You might think that the learning curve on such a cutting edge piece of equipment would be a little too steep for high school students to use, 3D prototyping services is after all a business where rapid prototype makers using traditional techniques are highly paid and highly skilled. This may soon change though as 3D printers especially the ZPrinters made by Z Corporation are incredibly easy to use.
The ZPrinter 450 is the model chosen for Franklin’s Centennial High School and students have taken to it like ducks to water, with a little help from their teacher Tim Sawyer. The Z Printer is also importantly very safe to use, with traditional techniques used for 3d prototyping services the chemicals and glues used are often toxic and dangerous, some less toxic but still unpleasant smelling materials are still used in classrooms. In contrast the ZPrinter uses a non toxic powder that is then hardened, using a binder, a few microns at a time following a 3D CAD design.
Once a student makes their 3D design on a computer all they have to do is click print. Once the print is finished it is a quick job to blow away excess powder within the ZPrinter that can then be reused meaning that materials aren’t wasted: making a ZPrinter affordable for most schools.
The ZPrinter 450’s size as well is much smaller than many 3D printers, it is about 5 feet tall by around 7 foot wide: small enough to fit into the average classroom. The size limits the size of what can be printed of course but multiple parts can be made and then fitted together. For smaller items though it is actually possible to print a design with many parts that are printed with everything in place and ready to go.
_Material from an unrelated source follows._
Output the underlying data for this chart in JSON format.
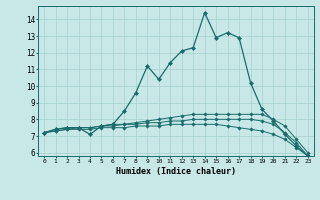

The ZPrinter has been a great hit with students at the Centennial High School so far and it is expected that next year’s design and engineering classes may be oversubscribed as the ability to manufacture attracts students to classes that go beyond technical drawing. In one of the first classes with the Z Printer a Halloween pumpkin model was printed and in full color, orange of course.
Nearby Summit High School also now has a ZPrinter and it is expected that increasingly schools nationwide will acquire ZPrinters as an ideal teaching tool to develop the designers, architects and engineers of tomorrow.